Since launching An Sionnach Fionn I’ve written relatively little on the scandalous record of the Roman Catholic Church and the state in Ireland in relation to the abuse and exploitation of children and the vulnerable in the care of both from the 1920s to the 1990s (and later). The horrific stories have been covered adequately by the major media outlets in the country and there is little one can say beyond repeated expressions of outrage and disgust. If one sought a reason for one’s revolutionary republican beliefs the incestuous abuse of authority and influence, the negation of legal and civil rights for ordinary citizens that arose from the axis of power between Church and State would be enough to sustain any amount of radicalism. The winners of Ireland’s Civil War were the ones who laid the groundwork for what befell the Irish people in the decades that followed. We lived under the dark shadow of Cosgrave and McQuaid rather than in the bright light of Mac Piarais and Ó Conghaile; the theocratic Irish Free State of 1921 instead of the pluralist Irish Republic of 1916.
Did someone say an unfinished revolution?

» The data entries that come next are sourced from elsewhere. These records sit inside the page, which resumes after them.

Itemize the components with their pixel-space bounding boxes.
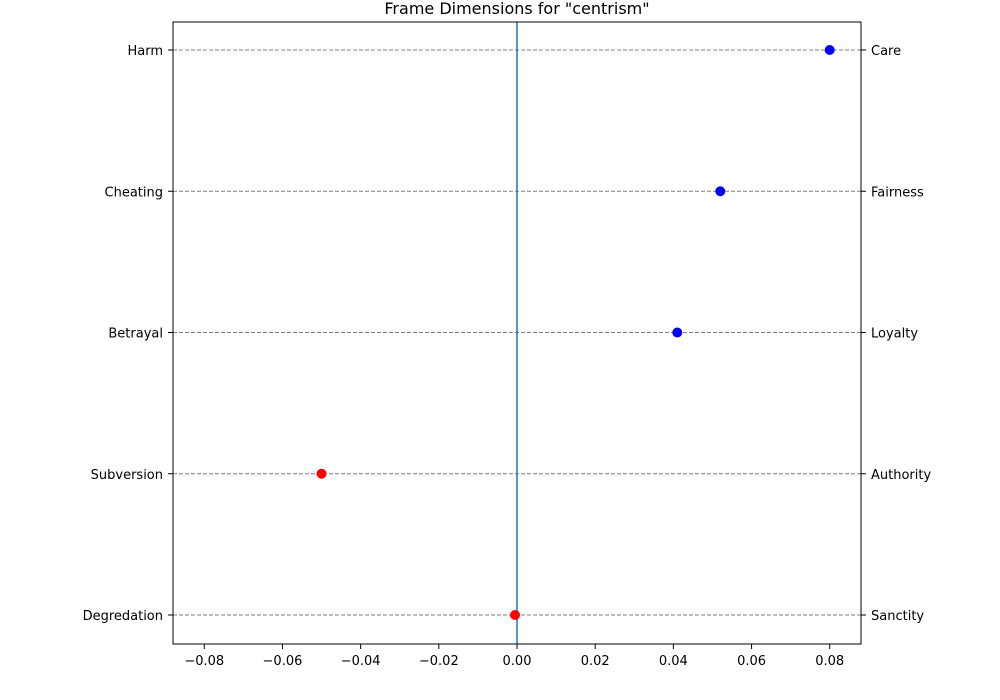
chart-title: Frame Dimensions for "centrism": [384, 0, 649, 18]
x-tick-label: −0.08: [184, 654, 224, 669]
left-axis-label: Harm: [127, 44, 163, 59]
right-axis-label: Care: [871, 44, 901, 59]
x-tick-label: 0.02: [581, 654, 610, 669]
x-axis: −0.08 −0.06 −0.04 −0.02 0.00 0.02 0.04 0.06 0.08: [184, 644, 844, 669]
left-axis-labels: Harm Cheating Betrayal Subversion Degredatio…: [83, 44, 173, 624]
left-axis-label: Subversion: [91, 468, 163, 483]
data-point: [715, 186, 726, 197]
right-axis-label: Loyalty: [871, 327, 918, 342]
x-tick-label: −0.04: [341, 654, 381, 669]
right-axis-label: Fairness: [871, 185, 924, 200]
data-point: [316, 468, 327, 479]
right-axis-label: Sanctity: [871, 609, 924, 624]
left-axis-label: Betrayal: [108, 327, 163, 342]
right-axis-labels: Care Fairness Loyalty Authority Sanctity: [861, 44, 931, 624]
data-point: [510, 610, 521, 620]
x-tick-label: 0.00: [503, 654, 532, 669]
x-tick-label: −0.06: [263, 654, 303, 669]
x-tick-label: 0.06: [737, 654, 766, 669]
left-axis-label: Cheating: [105, 185, 163, 200]
right-axis-label: Authority: [871, 468, 931, 483]
x-tick-label: −0.02: [419, 654, 459, 669]
left-axis-label: Degredation: [83, 609, 163, 624]
data-points: [316, 45, 835, 620]
data-point: [672, 327, 683, 338]
x-tick-label: 0.04: [659, 654, 688, 669]
data-point: [824, 45, 835, 55]
x-tick-label: 0.08: [815, 654, 844, 669]
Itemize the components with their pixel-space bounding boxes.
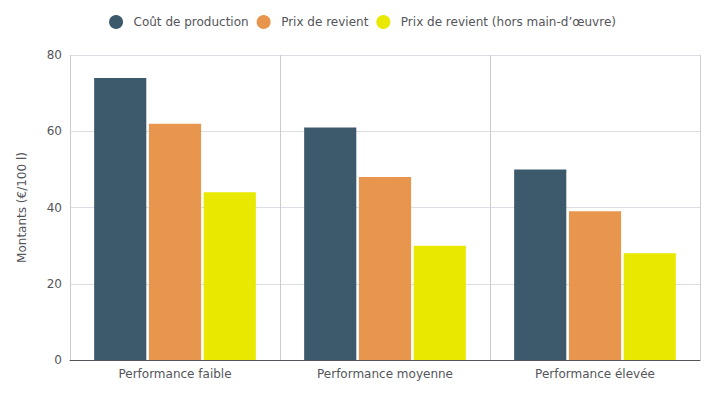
svg-text:40: 40 [47,201,62,215]
svg-text:Performance moyenne: Performance moyenne [317,367,453,381]
svg-text:20: 20 [47,277,62,291]
svg-text:0: 0 [54,353,62,367]
svg-text:60: 60 [47,124,62,138]
svg-text:Prix de revient: Prix de revient [281,15,369,29]
svg-text:Prix de revient (hors main-d’œ: Prix de revient (hors main-d’œuvre) [401,15,616,29]
svg-text:Montants (€/100 l): Montants (€/100 l) [15,152,29,263]
svg-text:Performance élevée: Performance élevée [535,367,655,381]
svg-text:80: 80 [47,48,62,62]
svg-text:Performance faible: Performance faible [118,367,231,381]
svg-text:Coût de production: Coût de production [134,15,249,29]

In any case like much else the north-east of Ireland and the tattered remnant of the British colony that formerly exercised rule over all of our island home was in some ways simply a mirror image of the greater Irish nation, albeit retaining the extremes of colonial-era racism and sectarianism that the rest of the country slowly divested itself of (almost…). Under the one-party authoritarian regime at Stormont over a third of the population lived as second-class citizens with second-class rights, rights defined by nationality and religion. As with the Dublin government, regardless of party or background, the princes of the Church made allies where they could, supping from long spoons with devils of whatever hue or creed. That is illustrated by this searing report from Al Jazeera on the still hidden scandal of institutional abuse involving the Roman Catholic Church and the Unionist regime in Belfast that blighted the lives of Irish citizens of both communities in the north-east of our country for decades.
“Sitting opposite me in a hotel room in the town where she was brought up, Katie Walmsley quietly described her childhood. Her parents were splitting up, a priest suggested to her dad that the best place for her would be a children’s home for girls. The nuns would keep her safe and well.

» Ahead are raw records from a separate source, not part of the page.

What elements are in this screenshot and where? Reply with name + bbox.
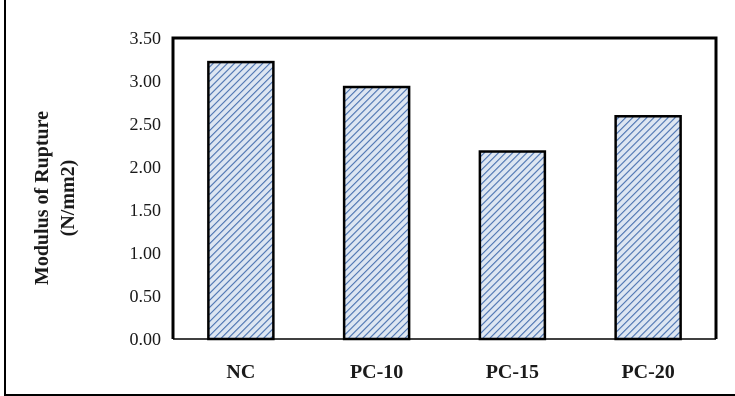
bar-nc [207, 60, 275, 341]
plot-frame [171, 36, 718, 339]
x-tick-label: PC-10 [350, 361, 403, 383]
y-tick-label: 2.00 [130, 157, 162, 177]
y-tick-label: 2.50 [130, 114, 162, 134]
bars-group [207, 60, 682, 341]
y-axis-title-line-1: Modulus of Rupture [31, 111, 53, 285]
y-tick-label: 1.50 [130, 200, 162, 220]
x-tick-label: NC [226, 361, 255, 383]
x-axis-labels: NC PC-10 PC-15 PC-20 [226, 361, 674, 383]
x-tick-label: PC-20 [621, 361, 674, 383]
y-tick-label: 3.50 [130, 28, 162, 48]
y-tick-label: 3.00 [130, 71, 162, 91]
y-axis-title: Modulus of Rupture (N/mm2) [31, 111, 79, 285]
y-tick-label: 0.50 [130, 286, 162, 306]
y-tick-label: 1.00 [130, 243, 162, 263]
y-axis-ticks: 0.00 0.50 1.00 1.50 2.00 2.50 3.00 3.50 [130, 28, 162, 349]
bar-pc-10 [342, 85, 411, 341]
y-axis-title-line-2: (N/mm2) [57, 160, 79, 237]
y-tick-label: 0.00 [130, 329, 162, 349]
bar-pc-20 [614, 115, 682, 341]
x-tick-label: PC-15 [486, 361, 539, 383]
bar-pc-15 [478, 150, 547, 341]
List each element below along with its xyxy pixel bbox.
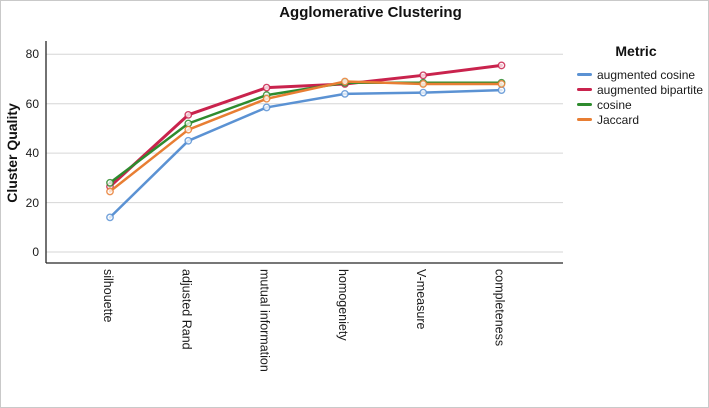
legend-swatch-cosine [577,103,592,106]
data-point-augmented-cosine-completeness [497,86,506,95]
legend-label-augmented-cosine: augmented cosine [597,67,696,82]
data-point-jaccard-silhouette [106,187,114,196]
series-line-augmented-bipartite [108,63,503,189]
data-point-augmented-cosine-mutual-information [262,103,271,112]
data-point-augmented-cosine-adjusted-rand [184,136,193,145]
chart-title: Agglomerative Clustering [279,4,462,21]
y-tick-label-40: 40 [25,146,39,161]
series-line-augmented-cosine [108,88,503,219]
data-point-cosine-adjusted-rand [184,119,193,128]
data-point-augmented-bipartite-completeness [497,61,506,70]
x-category-label-homogeniety: homogeniety [335,269,350,341]
legend-swatch-augmented-cosine [577,73,592,76]
legend: Metric augmented cosine augmented biparti… [577,43,703,127]
x-category-label-adjusted-rand: adjusted Rand [179,269,194,350]
data-point-augmented-cosine-homogeniety [340,89,349,98]
data-point-augmented-bipartite-mutual-information [262,83,271,92]
data-point-jaccard-v-measure [419,80,428,88]
x-category-label-completeness: completeness [492,269,507,347]
data-point-jaccard-completeness [497,80,506,88]
x-category-label-silhouette: silhouette [101,269,115,323]
legend-swatch-augmented-bipartite [577,88,592,91]
y-tick-label-0: 0 [32,245,39,259]
legend-item-augmented-cosine: augmented cosine [577,67,703,82]
legend-label-cosine: cosine [597,97,632,112]
data-point-cosine-silhouette [106,178,114,187]
data-point-jaccard-mutual-information [262,94,271,103]
data-point-augmented-cosine-silhouette [106,213,114,222]
legend-item-cosine: cosine [577,97,703,112]
data-point-augmented-bipartite-v-measure [419,71,428,80]
data-point-jaccard-homogeniety [340,77,349,86]
legend-swatch-jaccard [577,118,592,121]
legend-item-augmented-bipartite: augmented bipartite [577,82,703,97]
series-line-jaccard [108,80,503,193]
legend-item-jaccard: Jaccard [577,112,703,127]
y-tick-label-20: 20 [25,195,39,210]
legend-items: augmented cosine augmented bipartite cosin… [577,67,703,127]
x-category-label-v-measure: V-measure [414,269,429,330]
legend-label-augmented-bipartite: augmented bipartite [597,82,704,97]
data-point-augmented-cosine-v-measure [419,88,428,97]
y-tick-label-80: 80 [25,47,39,62]
legend-label-jaccard: Jaccard [597,112,640,127]
y-tick-label-60: 60 [25,96,39,111]
x-category-label-mutual-information: mutual information [257,269,272,372]
data-point-augmented-bipartite-adjusted-rand [184,110,193,119]
legend-title: Metric [615,43,657,59]
data-point-jaccard-adjusted-rand [184,125,193,134]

“I held on to my daddy’s trousers,” at the door of the big, imposing building, she said. The nuns pulled her in, and within ten minutes she was sitting with her sister in a bath mixed with jeyes fluid (a toxic industrial detergent people normally use nowadays to get congealed fat out of drains).
Katie will give evidence to Britain’s biggest ever inquiry into systematic abuse next week. She will tell the inquiry what she told us here; that the congealed pig fat – slops, she called it – was scooped up in a tablespoon by the nun when she vomited it up and she was forced to eat it again.
That the nuns made her clean the excrement from toilet bowls with her bare hands, and pick bits off the walls with her fingernails.
That the priest told her she didn’t need to pray because she had been good in God’s eyes. Instead he “took me round the back”, made her go down on her knees between his legs and by the time she was 12 he had done worse still to her.
Our conversation took place in Derry, to use the name Katie and other Catholics have for it.
How could nobody know?
Jon McCourt, now a peace campaigner but who was himself a ‘home boy’, abused in the town’s boys’ home, is adamant the authorities knew and didn’t want to act.
At the time, he explained, housing policy in Derry/Londonderry was linked to having a vote.
The more Catholics who got state housing, the more votes they would have, and that could have upset the political balance of power in the town. The more boys and girls in homes for years and years, the fewer houses needed for Catholic families.
Well-known journalist Eamon McCann goes further. He believes the Catholic Church was only too keen to work with the Protestant political leadership to take poor kids off the streets and put them in homes.
Why? Because it kept them off the streets, away from the hands of Republican dissidents, and out of sight.
…here in divided Derry/Londonderry, what’s emerging isn’t only a story of shocking abuse. It’s the allegation of the Catholic Church taking children in a way which suited perfectly the interests of the pro-British, Protestant political elite which is so outrageous and tragic.”
The failure of the post-partition states north and south is the failure to implement the ideals of the Irish Revolution. An Ireland divided will always be, economically, socially and culturally, an Ireland broken.